Trends

Office Space Trends In Delhi NCR, The 2026 Outlook

18 Mar 2026 9 min readBy Office Khojo Team
#Trends#Delhi NCR#Outlook
Office Space Trends In Delhi NCR, The 2026 Outlook

Hybrid is here to stay, ESG is moving from marketing to RFP, and flexible terms are no longer a discount, they're the default.

Three forces are reshaping office demand across Delhi NCR. Operators that don't adapt are losing tenants fast, and tenants that don't recognise the shifts are over-paying.

This is our view based on the deals we advised on in the last twelve months, plus market data we pull monthly from twelve operators across NCR.

1. Flexible Terms Are Table Stakes

12-month lock-ins are now common even on managed floors. Operators that insist on 36 months are seeing 40% longer void periods.

Tenants have learned to negotiate. Three years ago you accepted the operator's standard contract. Today, every clause is on the table for any deal above 20 seats.

The smartest operators have responded by offering tiered pricing: lowest rate for 36-month commitments, mid-rate for 24-month, premium for 12-month. This rewards length without punishing flexibility.

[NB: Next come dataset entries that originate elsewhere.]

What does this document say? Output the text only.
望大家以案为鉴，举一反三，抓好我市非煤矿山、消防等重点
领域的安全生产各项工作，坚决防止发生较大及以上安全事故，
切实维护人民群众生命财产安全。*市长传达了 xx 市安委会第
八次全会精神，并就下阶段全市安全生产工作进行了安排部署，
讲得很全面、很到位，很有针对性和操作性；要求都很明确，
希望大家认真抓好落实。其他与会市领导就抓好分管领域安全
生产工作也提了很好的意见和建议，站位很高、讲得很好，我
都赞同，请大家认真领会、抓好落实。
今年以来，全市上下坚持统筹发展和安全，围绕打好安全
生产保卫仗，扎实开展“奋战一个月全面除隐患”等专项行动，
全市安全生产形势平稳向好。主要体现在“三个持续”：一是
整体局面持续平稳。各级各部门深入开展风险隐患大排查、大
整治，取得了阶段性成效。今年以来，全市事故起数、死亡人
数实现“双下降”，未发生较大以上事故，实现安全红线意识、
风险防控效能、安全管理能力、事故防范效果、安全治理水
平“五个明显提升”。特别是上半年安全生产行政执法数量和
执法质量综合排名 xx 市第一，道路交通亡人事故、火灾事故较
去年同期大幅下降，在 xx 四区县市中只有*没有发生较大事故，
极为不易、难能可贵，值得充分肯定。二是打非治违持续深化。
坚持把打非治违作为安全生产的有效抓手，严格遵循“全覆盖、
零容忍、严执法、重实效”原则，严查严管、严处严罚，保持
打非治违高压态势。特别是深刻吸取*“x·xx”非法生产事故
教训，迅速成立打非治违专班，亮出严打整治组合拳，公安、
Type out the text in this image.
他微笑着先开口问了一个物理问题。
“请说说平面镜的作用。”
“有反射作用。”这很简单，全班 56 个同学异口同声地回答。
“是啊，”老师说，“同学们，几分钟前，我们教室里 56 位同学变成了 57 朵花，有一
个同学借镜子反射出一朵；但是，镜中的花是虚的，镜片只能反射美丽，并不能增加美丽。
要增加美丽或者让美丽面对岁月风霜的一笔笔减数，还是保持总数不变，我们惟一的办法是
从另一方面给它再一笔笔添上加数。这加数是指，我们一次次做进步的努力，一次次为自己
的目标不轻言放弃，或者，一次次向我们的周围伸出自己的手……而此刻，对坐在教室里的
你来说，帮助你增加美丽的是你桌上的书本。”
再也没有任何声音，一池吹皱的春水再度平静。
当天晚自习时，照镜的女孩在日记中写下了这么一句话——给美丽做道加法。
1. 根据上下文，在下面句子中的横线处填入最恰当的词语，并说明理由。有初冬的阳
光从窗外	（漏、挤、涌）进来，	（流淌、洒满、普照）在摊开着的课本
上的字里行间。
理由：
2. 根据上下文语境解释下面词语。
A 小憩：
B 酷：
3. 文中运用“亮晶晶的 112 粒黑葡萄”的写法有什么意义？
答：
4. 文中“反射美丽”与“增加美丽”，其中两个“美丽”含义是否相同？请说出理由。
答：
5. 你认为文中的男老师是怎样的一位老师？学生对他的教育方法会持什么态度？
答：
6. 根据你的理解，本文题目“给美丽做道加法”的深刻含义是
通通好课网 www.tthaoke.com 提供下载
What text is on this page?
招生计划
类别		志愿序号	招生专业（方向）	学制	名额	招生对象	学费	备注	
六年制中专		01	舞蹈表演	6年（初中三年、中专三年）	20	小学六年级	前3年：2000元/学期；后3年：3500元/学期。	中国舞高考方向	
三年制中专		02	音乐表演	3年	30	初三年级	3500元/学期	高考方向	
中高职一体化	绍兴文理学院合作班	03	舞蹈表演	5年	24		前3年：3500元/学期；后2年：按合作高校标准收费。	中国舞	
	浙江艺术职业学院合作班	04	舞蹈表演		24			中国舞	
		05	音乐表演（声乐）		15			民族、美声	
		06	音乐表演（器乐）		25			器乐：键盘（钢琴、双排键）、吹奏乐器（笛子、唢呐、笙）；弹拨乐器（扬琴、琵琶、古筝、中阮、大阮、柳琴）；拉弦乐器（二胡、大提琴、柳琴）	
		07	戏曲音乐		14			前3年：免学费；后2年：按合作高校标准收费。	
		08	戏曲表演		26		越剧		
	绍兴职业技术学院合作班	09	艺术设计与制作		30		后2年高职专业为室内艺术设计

2. ESG Is Now An RFP Line Item

Enterprise tenants are asking for IGBC or LEED certification before they shortlist. We expect green-certified buildings to command 8-12% premiums by end of year.

Beyond certification, tenants are scrutinising operational data: electricity consumption per seat, single-use plastic policy, waste segregation, EV charging infrastructure. The questions are getting harder.

Operators that invested in green retrofits two years ago are now charging premium prices and pointing to the certification. Late movers will catch up but it'll take 18-24 months.

3. Hybrid Is Permanent

Average attendance is 3.2 days per week and stable. Tenants are sizing offices for that, meaning total seat demand is down, but quality demand per seat is up.

The companies that planned for hybrid by leasing fewer seats with better amenities are winning the talent war. The ones that took empty floors and tried to mandate office attendance are losing senior people.

4. Supply Is Concentrating In Premium

New supply in 2026 is heavily skewed to Grade-A, IGBC-certified, sub-metro-distance buildings. Mid-tier office stock is converting to other uses or sitting vacant.

This pushes premium pricing up but also widens the price gap, value-conscious tenants will increasingly find good Grade-B options as the premium segment prices out mid-market companies.

5. The Flex-To-Traditional Tip

For deals above 100 seats, the share going to flex/managed has crossed 55%, up from 32% in 2022. Enterprises that previously leased entire floors are now signing managed-floor deals because the optionality is worth the small premium.

We expect this share to settle around 65-70% by 2027, with traditional leasing reserved for very large deals (500+ seats) and highly bespoke fit-outs.

What This Means For You

If you're a tenant signing a deal in the next 12 months, negotiate three things hard: lock-in flexibility, escalation cap and ESG amenities. These are the levers operators are most willing to flex on right now.

If you're an operator, the playbook is clear: invest in certification, build a hybrid-friendly amenity stack, and offer tiered lock-in pricing. The premium tenants will pay for it.